Taxon List & Counts by Type

Sunday, August 11, 2013
The current list of taxa in the online version of the FNA keys is here.  As new volumes of the FNA are published and put online, this list will be updated. For most taxa, a unique taxon id is shown in the first column (a few exceptions are numerated below under Terminal Taxa). The types shown in the third column of the list is explained below.

Given that the plant family has already been identified, the FNA keys allow more and more specific identification at each taxon rank, ultimately leading to a terminal taxon.  The number of taxa at the different ranks are as follows:

Rank Type within Rank Number of Taxa
family family 234
genus genus 1785
genus subclasses species 10,939
hybrid 82
species subclasses subsp. 903
var. 2105
var.× or nothovar 3*
subsp. subclasses var. 15
Total in FNA keys 16,066
* See:
Asteraceae Petasites frigidus var.×vitifolius
Rosaceae Crataegus ×sicca nothovar. sicca
Rosaceae Crataegus ×sicca nothovar. glabrifolia 

Non-Terminal Taxa - Taxa that are non-terminal (families, genera and some species) are of three types (see the third column of my taxon list):

keyed A key is used to differentiate subclasses 2145
not keyed singleton parent There is only one subclass 1080
species for naming* only Species not in a key, but subspecies is 4
Total Non-Terminal Taxa 3229
* See section on Naming Hierarchy

Keyed taxa will be discussed further in Key Types and Subkeys.

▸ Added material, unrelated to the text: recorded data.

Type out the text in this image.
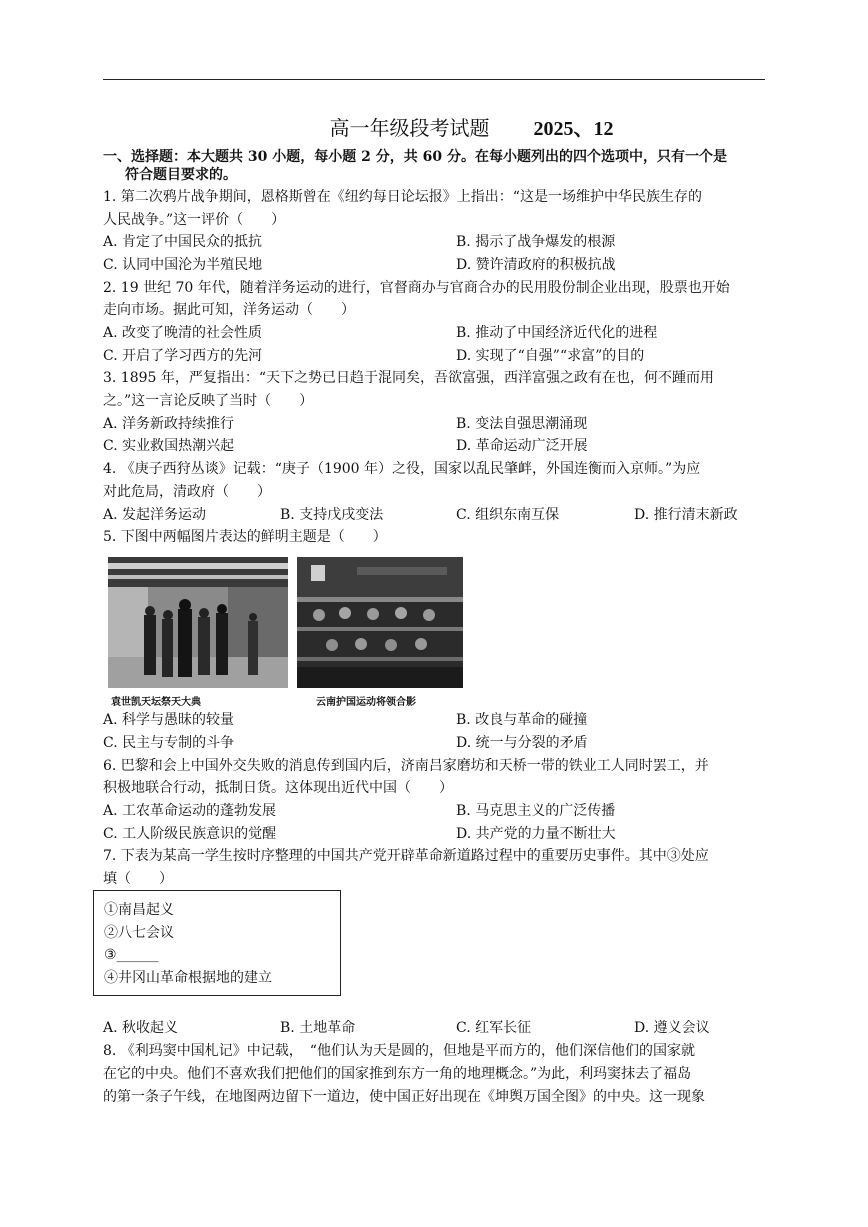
高一年级段考试题 2025、12
一、选择题：本大题共 30 小题，每小题 2 分，共 60 分。在每小题列出的四个选项中，只有一个是
符合题目要求的。
1. 第二次鸦片战争期间，恩格斯曾在《纽约每日论坛报》上指出：“这是一场维护中华民族生存的
人民战争。”这一评价（　　）
A. 肯定了中国民众的抵抗	B. 揭示了战争爆发的根源
C. 认同中国沦为半殖民地	D. 赞许清政府的积极抗战
2. 19 世纪 70 年代，随着洋务运动的进行，官督商办与官商合办的民用股份制企业出现，股票也开始
走向市场。据此可知，洋务运动（　　）
A. 改变了晚清的社会性质	B. 推动了中国经济近代化的进程
C. 开启了学习西方的先河	D. 实现了“自强”“求富”的目的
3. 1895 年，严复指出：“天下之势已日趋于混同矣，吾欲富强，西洋富强之政有在也，何不踵而用
之。”这一言论反映了当时（　　）
A. 洋务新政持续推行	B. 变法自强思潮涌现
C. 实业救国热潮兴起	D. 革命运动广泛开展
4. 《庚子西狩丛谈》记载：“庚子（1900 年）之役，国家以乱民肇衅，外国连衡而入京师。”为应
对此危局，清政府（　　）
A. 发起洋务运动	B. 支持戊戌变法	C. 组织东南互保	D. 推行清末新政
5. 下图中两幅图片表达的鲜明主题是（　　）
袁世凯天坛祭天大典	云南护国运动将领合影
A. 科学与愚昧的较量	B. 改良与革命的碰撞
C. 民主与专制的斗争	D. 统一与分裂的矛盾
6. 巴黎和会上中国外交失败的消息传到国内后，济南吕家磨坊和天桥一带的铁业工人同时罢工，并
积极地联合行动，抵制日货。这体现出近代中国（　　）
A. 工农革命运动的蓬勃发展	B. 马克思主义的广泛传播
C. 工人阶级民族意识的觉醒	D. 共产党的力量不断壮大
7. 下表为某高一学生按时序整理的中国共产党开辟革命新道路过程中的重要历史事件。其中③处应
填（　　）
①南昌起义
②八七会议
③______
④井冈山革命根据地的建立
A. 秋收起义	B. 土地革命	C. 红军长征	D. 遵义会议
8. 《利玛窦中国札记》中记载，　“他们认为天是圆的，但地是平而方的，他们深信他们的国家就
在它的中央。他们不喜欢我们把他们的国家推到东方一角的地理概念。”为此，利玛窦抹去了福岛
的第一条子午线，在地图两边留下一道边，使中国正好出现在《坤舆万国全图》的中央。这一现象
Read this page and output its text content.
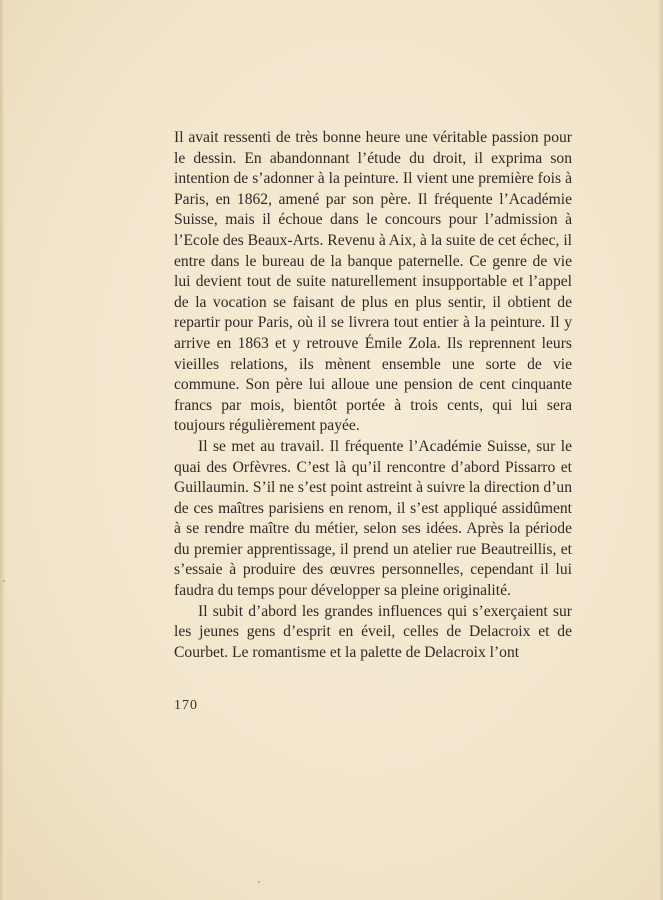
Il avait ressenti de très bonne heure une véritable passion pour le dessin. En abandonnant l’étude du droit, il exprima son intention de s’adonner à la peinture. Il vient une première fois à Paris, en 1862, amené par son père. Il fréquente l’Académie Suisse, mais il échoue dans le concours pour l’admission à l’Ecole des Beaux-Arts. Revenu à Aix, à la suite de cet échec, il entre dans le bureau de la banque paternelle. Ce genre de vie lui devient tout de suite naturellement insupportable et l’appel de la vocation se faisant de plus en plus sentir, il obtient de repartir pour Paris, où il se livrera tout entier à la peinture. Il y arrive en 1863 et y retrouve Émile Zola. Ils reprennent leurs vieilles relations, ils mènent ensemble une sorte de vie commune. Son père lui alloue une pension de cent cinquante francs par mois, bientôt portée à trois cents, qui lui sera toujours régulièrement payée.

Il se met au travail. Il fréquente l’Académie Suisse, sur le quai des Orfèvres. C’est là qu’il rencontre d’abord Pissarro et Guillaumin. S’il ne s’est point astreint à suivre la direction d’un de ces maîtres parisiens en renom, il s’est appliqué assidûment à se rendre maître du métier, selon ses idées. Après la période du premier apprentissage, il prend un atelier rue Beautreillis, et s’essaie à produire des œuvres personnelles, cependant il lui faudra du temps pour développer sa pleine originalité.

Il subit d’abord les grandes influences qui s’exerçaient sur les jeunes gens d’esprit en éveil, celles de Delacroix et de Courbet. Le romantisme et la palette de Delacroix l’ont

170
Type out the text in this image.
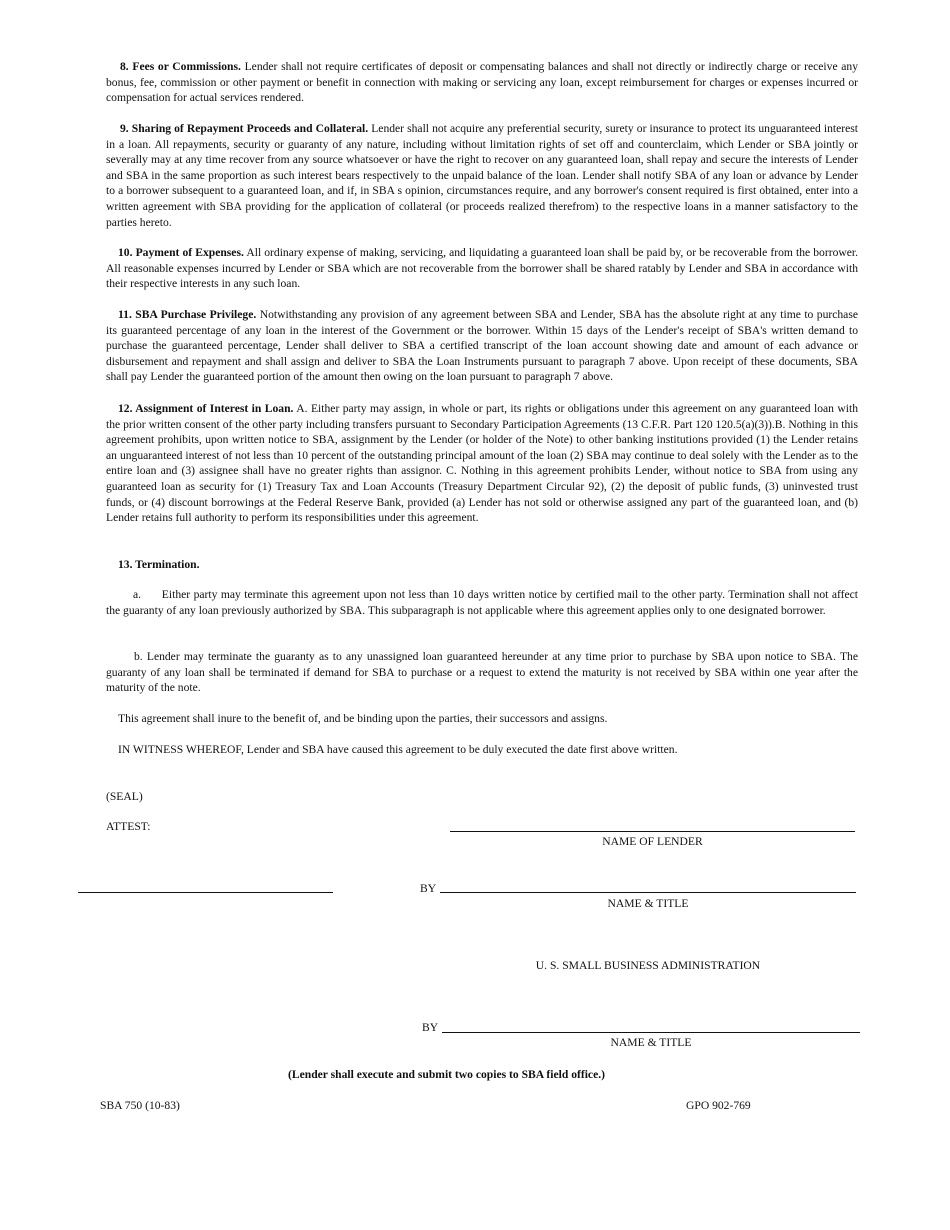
8. Fees or Commissions. Lender shall not require certificates of deposit or compensating balances and shall not directly or indirectly charge or receive any bonus, fee, commission or other payment or benefit in connection with making or servicing any loan, except reimbursement for charges or expenses incurred or compensation for actual services rendered.

9. Sharing of Repayment Proceeds and Collateral. Lender shall not acquire any preferential security, surety or insurance to protect its unguaranteed interest in a loan. All repayments, security or guaranty of any nature, including without limitation rights of set off and counterclaim, which Lender or SBA jointly or severally may at any time recover from any source whatsoever or have the right to recover on any guaranteed loan, shall repay and secure the interests of Lender and SBA in the same proportion as such interest bears respectively to the unpaid balance of the loan. Lender shall notify SBA of any loan or advance by Lender to a borrower subsequent to a guaranteed loan, and if, in SBA s opinion, circumstances require, and any borrower's consent required is first obtained, enter into a written agreement with SBA providing for the application of collateral (or proceeds realized therefrom) to the respective loans in a manner satisfactory to the parties hereto.

10. Payment of Expenses. All ordinary expense of making, servicing, and liquidating a guaranteed loan shall be paid by, or be recoverable from the borrower. All reasonable expenses incurred by Lender or SBA which are not recoverable from the borrower shall be shared ratably by Lender and SBA in accordance with their respective interests in any such loan.

11. SBA Purchase Privilege. Notwithstanding any provision of any agreement between SBA and Lender, SBA has the absolute right at any time to purchase its guaranteed percentage of any loan in the interest of the Government or the borrower. Within 15 days of the Lender's receipt of SBA's written demand to purchase the guaranteed percentage, Lender shall deliver to SBA a certified transcript of the loan account showing date and amount of each advance or disbursement and repayment and shall assign and deliver to SBA the Loan Instruments pursuant to paragraph 7 above. Upon receipt of these documents, SBA shall pay Lender the guaranteed portion of the amount then owing on the loan pursuant to paragraph 7 above.

12. Assignment of Interest in Loan. A. Either party may assign, in whole or part, its rights or obligations under this agreement on any guaranteed loan with the prior written consent of the other party including transfers pursuant to Secondary Participation Agreements (13 C.F.R. Part 120 120.5(a)(3)).B. Nothing in this agreement prohibits, upon written notice to SBA, assignment by the Lender (or holder of the Note) to other banking institutions provided (1) the Lender retains an unguaranteed interest of not less than 10 percent of the outstanding principal amount of the loan (2) SBA may continue to deal solely with the Lender as to the entire loan and (3) assignee shall have no greater rights than assignor. C. Nothing in this agreement prohibits Lender, without notice to SBA from using any guaranteed loan as security for (1) Treasury Tax and Loan Accounts (Treasury Department Circular 92), (2) the deposit of public funds, (3) uninvested trust funds, or (4) discount borrowings at the Federal Reserve Bank, provided (a) Lender has not sold or otherwise assigned any part of the guaranteed loan, and (b) Lender retains full authority to perform its responsibilities under this agreement.

13. Termination.

a. Either party may terminate this agreement upon not less than 10 days written notice by certified mail to the other party. Termination shall not affect the guaranty of any loan previously authorized by SBA. This subparagraph is not applicable where this agreement applies only to one designated borrower.

b. Lender may terminate the guaranty as to any unassigned loan guaranteed hereunder at any time prior to purchase by SBA upon notice to SBA. The guaranty of any loan shall be terminated if demand for SBA to purchase or a request to extend the maturity is not received by SBA within one year after the maturity of the note.

This agreement shall inure to the benefit of, and be binding upon the parties, their successors and assigns.

IN WITNESS WHEREOF, Lender and SBA have caused this agreement to be duly executed the date first above written.

(SEAL)

ATTEST:

NAME OF LENDER

BY

NAME & TITLE

U. S. SMALL BUSINESS ADMINISTRATION

BY

NAME & TITLE

(Lender shall execute and submit two copies to SBA field office.)

SBA 750 (10-83)	GPO 902-769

Terminal Taxa - Terminal taxa are also indicated in the third column of my taxon list.  In a few cases, destination targets in the FNA keys are not listed in the site's taxa list; these targets are distinguished from the other terminal taxa.

terminating A target that has a unique taxon id 12,791
terminatingOnAssocTaxon Rather than have its own taxon id, the target is described on the page of an associated taxon 41
terminatingOnBadTaxon A target with no taxon page or with a bad taxon id 5
Total Terminal Taxa 12,837

[In order to clarify taxa that are classified as terminatingOnAssocTaxon or terminatingOnBadTaxon, I need to indicate whether or not these taxa are synonyms for another taxon that is also a target.]

The Node Structure and Types section shows how the taxon id type (one of the three types shown in this table) is stored in the node for each taxon.

The FNA keys can be used to differentiate the following types of destination targets:

hybrid 81
species 9737
subsp. 896
var. 2123
Total Terminal Taxa 12,837

Checklist - A different view of all FNA taxa is in this Checklist. This was created slightly later than the above tables, so there are 16,822 taxa and of these 13,410 are terminal. Not included are taxa terminating on associated or bad taxa. But it also lists 26,985 synonyms.

The taxon hierarchy is shown by indentation: starting with family, each lower level is indented by two characters. After each taxon, any synonyms are shown in square brackets, with multiple synonyms separated by semicolon. Because of the possible synonyms, the line for any taxon can become too long for the page width of 96 characters, so it is continued on the next line, indented by one more character from the current level.